Mais il n’y a pas que le temps qui est aboli. Nous ne savons pas si Cameron a lu André Bazin mais ce film, encore plus que le premier, applique la mise en scène idéale du critique français : le montage doit disparaître, la caméra doit se mouvoir à 360 degrés dans l’univers diégétique et ne rencontrer aucun obstacle. Profondeur de champ vertigineuse. Ontologie troublante de l’image numérique. Et révolution dans l’art millénaire de la représentation : avec La Voie de l’eau, il n’y a plus de cadre. C’est d’ailleurs ce qui rend difficile l’appréhension de sa mise en scène : il n’y a plus de scène. Cameron, démiurge fou, semble avoir en effet construit tout un monde « véritable » pour s’y perdre. Il est le dormeur Jake Sully et il est toujours dans son caisson, quelque part. Un jour, sans doute, Cameron disparaîtra dans Pandora. C’est la raison secrète, n’en doutons pas, pour laquelle il tient tant à réaliser des séquelles. Non pas par amour de l’argent mais par amour immodéré, déraisonnable, pour sa création. Sully le dit en voix-off dès le début : le problème avec Pandora, c’est qu’on en tombe facilement amoureux.

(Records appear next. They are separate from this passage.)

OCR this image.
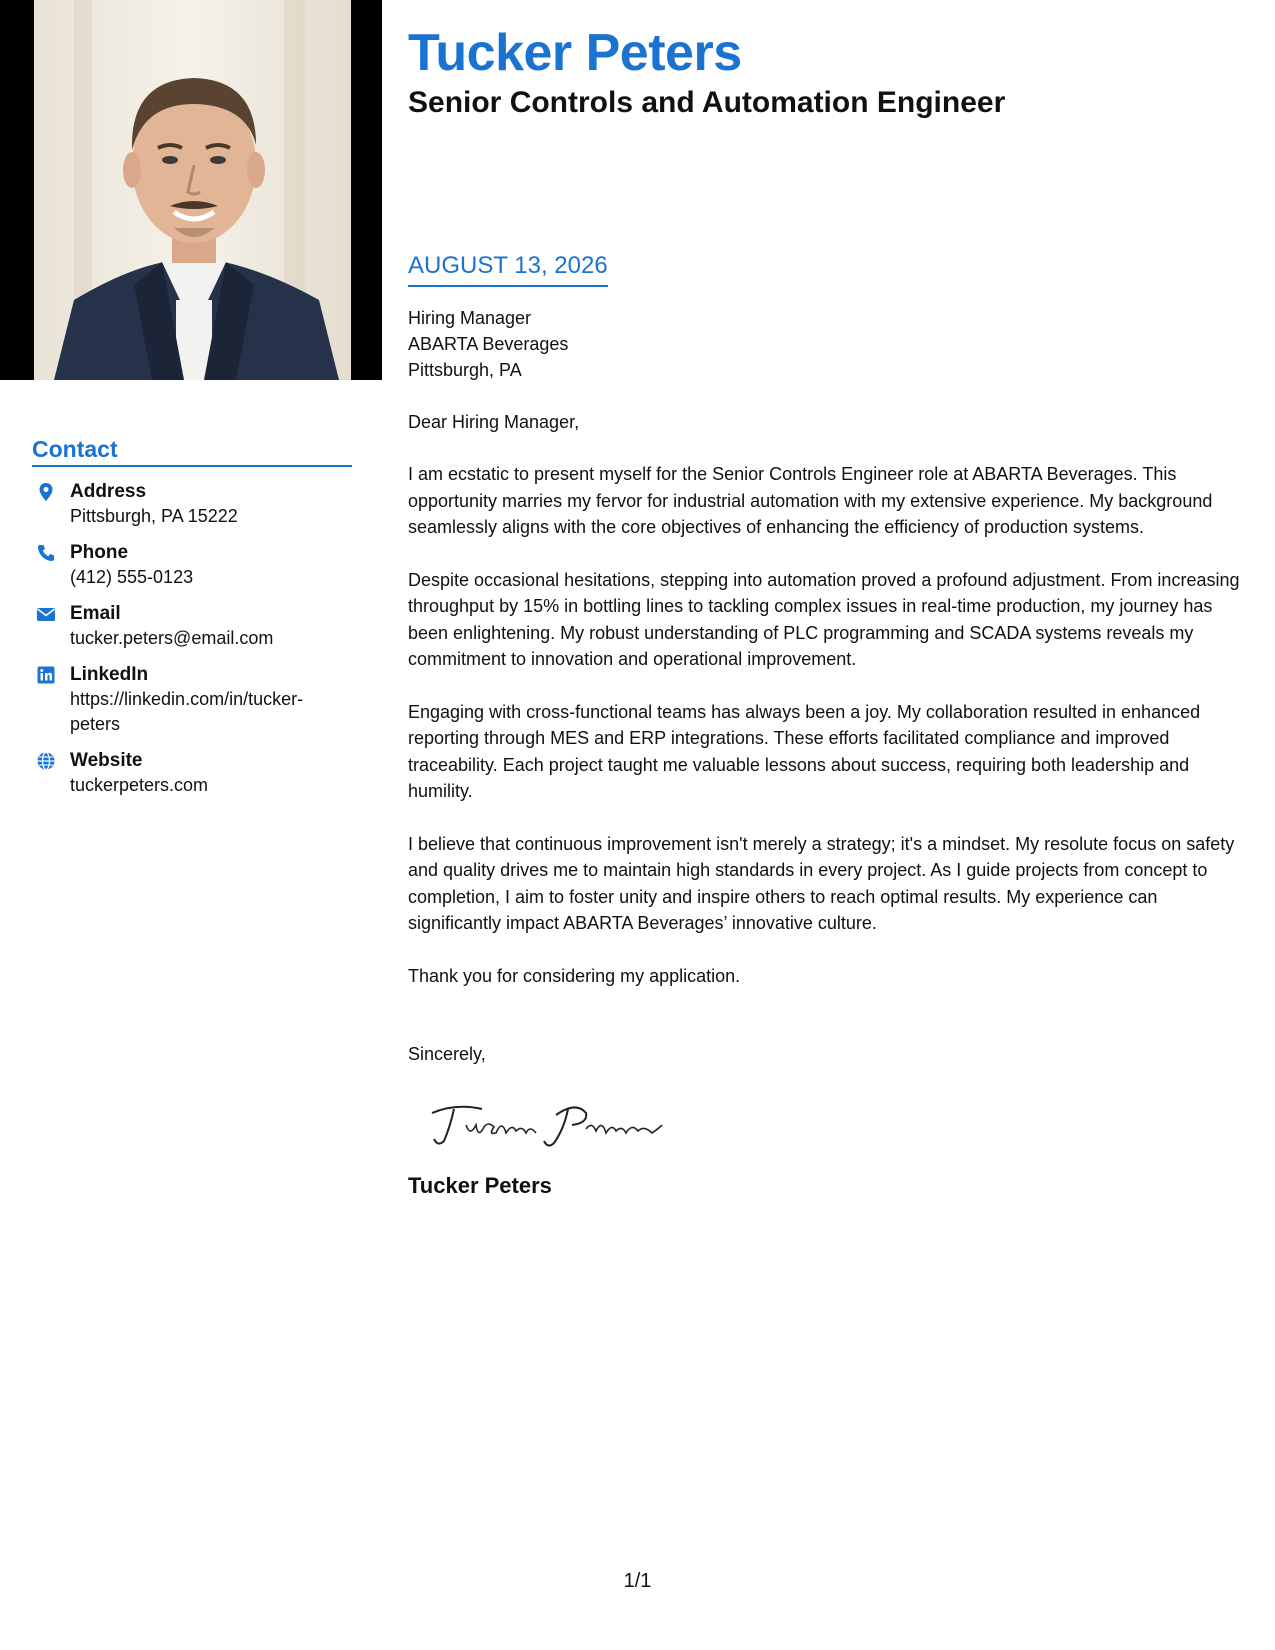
Contact
Address
Pittsburgh, PA 15222
Phone
(412) 555-0123
Email
tucker.peters@email.com
LinkedIn
https://linkedin.com/in/tucker-peters
Website
tuckerpeters.com
Tucker Peters
Senior Controls and Automation Engineer
AUGUST 13, 2026
Hiring Manager
ABARTA Beverages
Pittsburgh, PA
Dear Hiring Manager,
I am ecstatic to present myself for the Senior Controls Engineer role at ABARTA Beverages. This opportunity marries my fervor for industrial automation with my extensive experience. My background seamlessly aligns with the core objectives of enhancing the efficiency of production systems.
Despite occasional hesitations, stepping into automation proved a profound adjustment. From increasing throughput by 15% in bottling lines to tackling complex issues in real-time production, my journey has been enlightening. My robust understanding of PLC programming and SCADA systems reveals my commitment to innovation and operational improvement.
Engaging with cross-functional teams has always been a joy. My collaboration resulted in enhanced reporting through MES and ERP integrations. These efforts facilitated compliance and improved traceability. Each project taught me valuable lessons about success, requiring both leadership and humility.
I believe that continuous improvement isn't merely a strategy; it's a mindset. My resolute focus on safety and quality drives me to maintain high standards in every project. As I guide projects from concept to completion, I aim to foster unity and inspire others to reach optimal results. My experience can significantly impact ABARTA Beverages’ innovative culture.
Thank you for considering my application.
Sincerely,
Tucker Peters
1/1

Cameron est à sa manière un névrosé, mais surtout n’appelez pas Freud pour le guérir : laissez cet artiste exposer son attirance-répulsion pour le Père, laissez-le divaguer sur son enfance solitaire et sa peur des autres, laissez-le errer dans son monde idéal, ce paradis terrestre où Mère-Nature a une âme bienveillante, protectrice, utérus gigantesque.